En ce sens, d’autres enseignants soutiennent qu’il n’est pas nécessaire d’accorder des points pour la participation. À ce propos, Audet (2010) cite Martin Bélanger, un enseignant au secondaire :
Contrairement aux idées reçues selon lesquelles les élèves ne feront que les travaux qui seront formellement évalués, l’absence de contraintes rigides relatives au blogue (contenu à y déposer, nombre de billets, nature de ceux-ci) incite les élèves à bloguer encore plus.

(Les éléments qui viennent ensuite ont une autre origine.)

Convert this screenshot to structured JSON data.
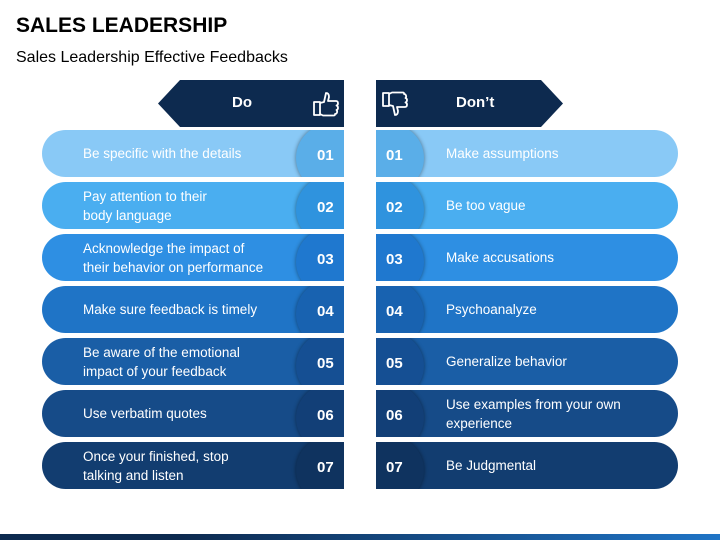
{
  "title": "SALES LEADERSHIP",
  "subtitle": "Sales Leadership Effective Feedbacks",
  "do_column": {
    "header": "Do",
    "icon": "thumbs-up-icon",
    "items": [
      {
        "number": "01",
        "lines": [
          "Be specific with the details"
        ]
      },
      {
        "number": "02",
        "lines": [
          "Pay attention to their",
          "body language"
        ]
      },
      {
        "number": "03",
        "lines": [
          "Acknowledge the impact of",
          "their behavior on performance"
        ]
      },
      {
        "number": "04",
        "lines": [
          "Make sure feedback is timely"
        ]
      },
      {
        "number": "05",
        "lines": [
          "Be aware of the emotional",
          "impact of your feedback"
        ]
      },
      {
        "number": "06",
        "lines": [
          "Use verbatim quotes"
        ]
      },
      {
        "number": "07",
        "lines": [
          "Once your finished, stop",
          "talking and listen"
        ]
      }
    ]
  },
  "dont_column": {
    "header": "Don’t",
    "icon": "thumbs-down-icon",
    "items": [
      {
        "number": "01",
        "lines": [
          "Make assumptions"
        ]
      },
      {
        "number": "02",
        "lines": [
          "Be too vague"
        ]
      },
      {
        "number": "03",
        "lines": [
          "Make accusations"
        ]
      },
      {
        "number": "04",
        "lines": [
          "Psychoanalyze"
        ]
      },
      {
        "number": "05",
        "lines": [
          "Generalize behavior"
        ]
      },
      {
        "number": "06",
        "lines": [
          "Use examples from your own",
          "experience"
        ]
      },
      {
        "number": "07",
        "lines": [
          "Be Judgmental"
        ]
      }
    ]
  },
  "colors": {
    "header": "#0d2a4f",
    "rows": [
      "#89c9f6",
      "#4aaef0",
      "#2e8fe3",
      "#1f74c6",
      "#1a5ea6",
      "#164b88",
      "#123d70"
    ],
    "bubbles": [
      "#5aaee8",
      "#2f93de",
      "#1f78cf",
      "#1862b0",
      "#154f93",
      "#123f77",
      "#0f335f"
    ],
    "footer": [
      "#0d2a4f",
      "#1f74c6"
    ]
  }
}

Enfin, la Commission s’est prononcée sur l’équivalence des évaluations, ce qui réfère au concept de fiabilité, et plus particulièrement dans ce contexte à la « comparabilité de l'évaluation des apprentissages lorsqu’un même cours est donné par plusieurs enseignants ». Un des moyens relevés par la Commission pour favoriser l’équivalence des évaluations est « l’utilisation, par les enseignants donnant un même cours, d’instruments d’évaluation communs, de grilles d’évaluation ou de critères de correction communs ».
1 Voir Pausch et Popp (1997), cités par Swearingen (2002) et traduits par Audet (2011, p. 16).